Rating: 4 out of 5
This volume really brought it home in the series… I liked it more than the previous ones, because this book, more than the others, focussed on the formative experiences and the training of the protagonist. This meant that we saw more of her character than we otherwise have, and this helps us create a picture of Celaena better than what we had before. Plus, a look into the how of the training also gives us insights into the author–and what they consider relevant in a story.
My one question though… Why is it always fire? It’s not as if there are no other elements, but ‘fire’ seems to stoke some inner feeling which makes so many authors reach for this force when trying to choose what their protagonist should be really good at. This, along with the convenient use of personal blocks and sheltering from memories, made me think of another fantasy series I recently read (by R.F. Kuang) which was admittedly a fair bit more innovative in what it used as sources.
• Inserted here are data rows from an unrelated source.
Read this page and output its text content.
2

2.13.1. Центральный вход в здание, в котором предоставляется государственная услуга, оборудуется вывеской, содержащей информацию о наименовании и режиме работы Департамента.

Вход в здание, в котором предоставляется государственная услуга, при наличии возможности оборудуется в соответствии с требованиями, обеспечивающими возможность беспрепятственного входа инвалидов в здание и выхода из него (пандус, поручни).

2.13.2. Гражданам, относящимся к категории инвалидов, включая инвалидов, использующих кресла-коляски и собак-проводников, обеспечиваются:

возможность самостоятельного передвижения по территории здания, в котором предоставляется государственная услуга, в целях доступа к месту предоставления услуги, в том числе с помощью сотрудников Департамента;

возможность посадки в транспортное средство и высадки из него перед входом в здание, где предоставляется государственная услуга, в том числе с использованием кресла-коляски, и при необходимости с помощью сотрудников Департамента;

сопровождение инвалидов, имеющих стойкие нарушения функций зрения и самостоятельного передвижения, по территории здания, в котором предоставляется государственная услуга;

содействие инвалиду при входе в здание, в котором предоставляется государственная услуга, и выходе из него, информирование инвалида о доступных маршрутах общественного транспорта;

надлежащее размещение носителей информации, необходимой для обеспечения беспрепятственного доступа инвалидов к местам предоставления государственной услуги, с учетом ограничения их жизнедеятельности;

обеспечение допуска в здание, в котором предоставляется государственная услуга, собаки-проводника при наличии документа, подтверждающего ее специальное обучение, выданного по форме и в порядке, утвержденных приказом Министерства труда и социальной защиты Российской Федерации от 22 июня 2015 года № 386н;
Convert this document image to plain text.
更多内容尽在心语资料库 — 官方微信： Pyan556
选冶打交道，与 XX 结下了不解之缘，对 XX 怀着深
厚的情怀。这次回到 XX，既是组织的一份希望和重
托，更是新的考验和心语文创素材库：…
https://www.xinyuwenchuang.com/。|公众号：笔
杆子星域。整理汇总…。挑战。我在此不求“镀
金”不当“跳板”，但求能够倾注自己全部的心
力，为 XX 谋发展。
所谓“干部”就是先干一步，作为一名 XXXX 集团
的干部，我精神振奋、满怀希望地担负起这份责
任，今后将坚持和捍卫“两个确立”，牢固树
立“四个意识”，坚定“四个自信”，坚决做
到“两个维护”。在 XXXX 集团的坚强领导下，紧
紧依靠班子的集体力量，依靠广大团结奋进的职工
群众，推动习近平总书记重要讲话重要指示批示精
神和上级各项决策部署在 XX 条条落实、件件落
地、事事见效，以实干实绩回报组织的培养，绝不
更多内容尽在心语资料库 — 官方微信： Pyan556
The characters developed and changed. This was welcome since so much of the past series went by without anything important really taking place. Yet, the one enigma in this cast of characters still is the king, guided by an inexplicable powerlust that really shouldn’t have a place in fantasy. I know now, looking back from after Book 4, that this does get an explanation, but I feel that the “evil megalomaniac king” theme was drawn out for much too long for it to carry any weight by now.
Some of the mysteries that become side-plots were quite interesting. It’s a pity, again, that to solve these mysteries we only have wannabe crime fighters whose real experience doesn’t really go into crime forensics. I mean, the character put in charge (or who assumes leadership) of these murder investigations is a real hot shot in everything, but he doesn’t seem to really know what to do with evidence or where to go with what he finds. Oh well; I guess a world without the internet does leave a lot fewer clues for your characters to find their way through?..
I enjoyed this; it was a good—if not great—volume, but not sure I’d return to the series for another read-through (might change).